Das Pflaster hatte ich heute Morgen entfernt und Wundcreme darauf verteilt, um es an der Luft heilen zu lassen.
„Alles wieder gut. Es tut gar nicht mehr weh. So tief war der Schnitt doch nicht."
„Darf ich sehen?"
Ich nickte und setzte mich auf einer der Gartenstühle. Er kniete vor mir nieder und nahm mein rechtes Bein in die Hand. Dann drehte er es etwas, um die Wunde besser begutachten zu können.
„Ist tatsächlich nicht tief. Es hat sich schon eine Kruste gebildet. Da hatten wir nochmal Glück gehabt!"

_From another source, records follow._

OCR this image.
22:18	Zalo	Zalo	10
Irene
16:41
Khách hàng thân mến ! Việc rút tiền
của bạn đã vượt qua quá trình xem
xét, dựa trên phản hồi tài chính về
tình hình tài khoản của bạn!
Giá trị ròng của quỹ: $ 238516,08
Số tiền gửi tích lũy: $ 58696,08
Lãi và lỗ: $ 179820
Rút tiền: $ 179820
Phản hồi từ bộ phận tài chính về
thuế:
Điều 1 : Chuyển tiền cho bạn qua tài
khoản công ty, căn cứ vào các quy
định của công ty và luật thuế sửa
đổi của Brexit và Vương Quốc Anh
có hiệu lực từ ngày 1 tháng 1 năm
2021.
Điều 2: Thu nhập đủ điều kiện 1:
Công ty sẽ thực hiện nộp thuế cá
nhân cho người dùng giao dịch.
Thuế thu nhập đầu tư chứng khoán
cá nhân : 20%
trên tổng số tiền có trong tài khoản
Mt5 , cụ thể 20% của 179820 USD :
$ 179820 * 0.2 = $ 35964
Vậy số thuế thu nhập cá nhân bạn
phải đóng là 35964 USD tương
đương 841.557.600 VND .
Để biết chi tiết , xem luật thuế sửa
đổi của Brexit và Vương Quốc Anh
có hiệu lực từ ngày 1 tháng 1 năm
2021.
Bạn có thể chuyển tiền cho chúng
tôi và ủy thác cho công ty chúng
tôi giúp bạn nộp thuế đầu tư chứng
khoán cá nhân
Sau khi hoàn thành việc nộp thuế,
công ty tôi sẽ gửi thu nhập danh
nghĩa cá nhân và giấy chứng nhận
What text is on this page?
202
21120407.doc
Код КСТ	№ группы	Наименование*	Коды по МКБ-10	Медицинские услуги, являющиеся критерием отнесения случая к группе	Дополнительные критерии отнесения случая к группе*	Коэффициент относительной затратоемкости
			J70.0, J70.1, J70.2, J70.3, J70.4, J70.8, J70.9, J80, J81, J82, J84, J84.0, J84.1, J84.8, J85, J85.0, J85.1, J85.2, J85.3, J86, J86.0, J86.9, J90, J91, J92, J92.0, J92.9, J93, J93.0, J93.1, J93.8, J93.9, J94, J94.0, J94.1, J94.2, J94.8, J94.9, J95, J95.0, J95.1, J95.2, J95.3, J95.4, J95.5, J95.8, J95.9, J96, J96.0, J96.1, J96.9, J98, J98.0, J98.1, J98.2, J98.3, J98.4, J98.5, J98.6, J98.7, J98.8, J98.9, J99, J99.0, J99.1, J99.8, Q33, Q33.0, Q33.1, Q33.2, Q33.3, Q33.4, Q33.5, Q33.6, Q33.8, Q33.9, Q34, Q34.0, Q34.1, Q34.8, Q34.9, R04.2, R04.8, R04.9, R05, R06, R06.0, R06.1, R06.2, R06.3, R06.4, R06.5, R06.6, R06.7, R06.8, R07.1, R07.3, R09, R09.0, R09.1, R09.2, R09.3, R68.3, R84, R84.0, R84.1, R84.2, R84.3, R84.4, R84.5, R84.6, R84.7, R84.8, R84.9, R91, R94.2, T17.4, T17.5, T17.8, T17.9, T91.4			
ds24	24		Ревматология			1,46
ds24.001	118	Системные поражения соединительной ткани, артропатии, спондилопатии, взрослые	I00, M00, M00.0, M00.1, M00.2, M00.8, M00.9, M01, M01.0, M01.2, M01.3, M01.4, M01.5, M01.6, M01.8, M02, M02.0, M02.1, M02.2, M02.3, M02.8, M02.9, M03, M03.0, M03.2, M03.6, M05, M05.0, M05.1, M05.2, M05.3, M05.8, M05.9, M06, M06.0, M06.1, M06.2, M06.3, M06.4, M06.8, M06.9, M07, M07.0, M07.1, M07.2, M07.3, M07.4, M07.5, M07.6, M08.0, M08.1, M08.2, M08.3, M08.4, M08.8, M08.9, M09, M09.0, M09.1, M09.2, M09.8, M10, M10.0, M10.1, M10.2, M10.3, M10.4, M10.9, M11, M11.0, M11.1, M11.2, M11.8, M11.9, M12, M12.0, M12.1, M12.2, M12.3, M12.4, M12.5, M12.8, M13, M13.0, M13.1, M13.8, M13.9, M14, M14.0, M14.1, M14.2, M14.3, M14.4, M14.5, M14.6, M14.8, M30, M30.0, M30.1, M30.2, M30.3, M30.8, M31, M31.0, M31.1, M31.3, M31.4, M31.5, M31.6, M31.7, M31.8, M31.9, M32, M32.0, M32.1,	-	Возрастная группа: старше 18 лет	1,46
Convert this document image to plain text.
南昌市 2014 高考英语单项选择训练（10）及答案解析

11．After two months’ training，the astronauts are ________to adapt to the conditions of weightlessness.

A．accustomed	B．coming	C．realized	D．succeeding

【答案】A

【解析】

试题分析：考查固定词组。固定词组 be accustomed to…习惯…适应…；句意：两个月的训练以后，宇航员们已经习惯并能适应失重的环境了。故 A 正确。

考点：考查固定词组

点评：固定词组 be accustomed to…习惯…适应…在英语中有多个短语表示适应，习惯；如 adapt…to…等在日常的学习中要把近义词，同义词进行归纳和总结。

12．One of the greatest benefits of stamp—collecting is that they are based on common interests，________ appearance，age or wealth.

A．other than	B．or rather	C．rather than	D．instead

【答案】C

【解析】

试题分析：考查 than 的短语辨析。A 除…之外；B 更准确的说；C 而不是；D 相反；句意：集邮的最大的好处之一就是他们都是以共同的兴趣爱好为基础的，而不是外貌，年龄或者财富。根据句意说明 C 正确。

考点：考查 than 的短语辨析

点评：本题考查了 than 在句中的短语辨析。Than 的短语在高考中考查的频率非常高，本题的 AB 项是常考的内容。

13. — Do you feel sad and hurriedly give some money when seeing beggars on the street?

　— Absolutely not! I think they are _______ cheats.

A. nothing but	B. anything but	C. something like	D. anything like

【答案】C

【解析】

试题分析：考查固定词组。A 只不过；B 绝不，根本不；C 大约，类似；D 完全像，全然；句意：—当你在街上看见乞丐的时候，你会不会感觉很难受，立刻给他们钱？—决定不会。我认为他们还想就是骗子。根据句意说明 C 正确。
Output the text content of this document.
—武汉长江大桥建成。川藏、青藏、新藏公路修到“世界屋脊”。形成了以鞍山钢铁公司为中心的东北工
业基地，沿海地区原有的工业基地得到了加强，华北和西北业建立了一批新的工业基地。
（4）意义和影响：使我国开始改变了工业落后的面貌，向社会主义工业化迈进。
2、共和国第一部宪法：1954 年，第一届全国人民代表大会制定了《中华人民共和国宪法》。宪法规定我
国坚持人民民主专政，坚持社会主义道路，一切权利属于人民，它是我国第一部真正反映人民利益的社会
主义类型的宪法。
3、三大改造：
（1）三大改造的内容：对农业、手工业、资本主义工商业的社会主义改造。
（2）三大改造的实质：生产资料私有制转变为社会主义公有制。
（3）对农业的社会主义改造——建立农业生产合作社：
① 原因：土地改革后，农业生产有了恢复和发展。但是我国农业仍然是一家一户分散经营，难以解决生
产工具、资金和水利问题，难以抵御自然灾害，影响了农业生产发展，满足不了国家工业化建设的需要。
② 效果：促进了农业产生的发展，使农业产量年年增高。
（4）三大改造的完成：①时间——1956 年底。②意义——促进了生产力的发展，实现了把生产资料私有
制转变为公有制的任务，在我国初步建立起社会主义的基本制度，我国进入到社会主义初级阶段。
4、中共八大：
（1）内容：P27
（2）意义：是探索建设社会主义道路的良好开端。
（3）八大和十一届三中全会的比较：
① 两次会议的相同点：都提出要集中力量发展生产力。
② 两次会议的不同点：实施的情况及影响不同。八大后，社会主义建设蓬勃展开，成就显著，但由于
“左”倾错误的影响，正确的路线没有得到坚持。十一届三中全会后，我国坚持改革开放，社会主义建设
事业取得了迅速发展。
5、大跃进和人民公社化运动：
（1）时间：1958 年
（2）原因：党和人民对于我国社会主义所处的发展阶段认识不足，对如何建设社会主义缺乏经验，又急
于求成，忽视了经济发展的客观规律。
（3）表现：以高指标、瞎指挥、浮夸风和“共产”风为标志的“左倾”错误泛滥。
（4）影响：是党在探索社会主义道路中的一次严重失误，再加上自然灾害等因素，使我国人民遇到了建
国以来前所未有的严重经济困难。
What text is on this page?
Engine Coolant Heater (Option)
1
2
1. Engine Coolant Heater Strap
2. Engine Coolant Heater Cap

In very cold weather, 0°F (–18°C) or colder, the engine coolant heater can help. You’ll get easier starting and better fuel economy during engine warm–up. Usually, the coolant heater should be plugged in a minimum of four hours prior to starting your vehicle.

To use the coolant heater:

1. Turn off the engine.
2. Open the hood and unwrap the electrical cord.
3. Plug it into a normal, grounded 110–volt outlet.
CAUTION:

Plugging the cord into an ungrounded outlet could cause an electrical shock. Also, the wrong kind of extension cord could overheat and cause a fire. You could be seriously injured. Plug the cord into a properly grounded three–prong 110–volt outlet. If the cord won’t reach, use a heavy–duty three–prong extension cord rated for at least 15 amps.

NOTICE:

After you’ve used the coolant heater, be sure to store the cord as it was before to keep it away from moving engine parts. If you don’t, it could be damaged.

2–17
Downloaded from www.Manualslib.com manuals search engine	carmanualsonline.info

Mit einem Schmatzer neben der Wunde stellte er den Fuß wieder ab und nahm mir gegenüber Platz. Wir aßen schweigend, die Sonnenstrahlen erwärmten mein Gesicht, dazu eine kühle Brise. Meine Gedanken kreisten, ich erinnerte mich an den ersten Urlaub mit meinen Eltern. Wir waren auf Mallorca gewesen und hatten uns eine Finca gemietet. Wir frühstückten auf der Terrasse direkt neben dem eigenen Pool. Mama war wunderschön mit ihren hellblauen Augen, ihren blonden, langen Haaren und dem weißen Kleid. Sie war immer diejenige, die sich um mich und Papa gekümmert hatte. Wir waren glücklich. Hätte unser Glück, mein Glück, nur etwas länger angehalten ...

„Alles okay bei dir, Anna? Du umklammerst das Messer so, als würdest du mich gleich damit erstechen wollen!"
Ich sah runter zu meiner Hand, die das Messer so fest umschloss, dass die Knöchel Weiß hervortraten. Seufzend legte ich es neben den Teller mit dem halb aufgegessenen Pancake
„Wieder Kai?"
Ich nickte.
„Das erste Mal, dass Kai mir gegenüber handgreiflich wurde, war im Urlaub. In der Türkei."
Ich verstummte und sah Leon an. Er schwieg, beobachtete mich aufmerksam. Nach einem tiefen Atemzug fuhr ich fort.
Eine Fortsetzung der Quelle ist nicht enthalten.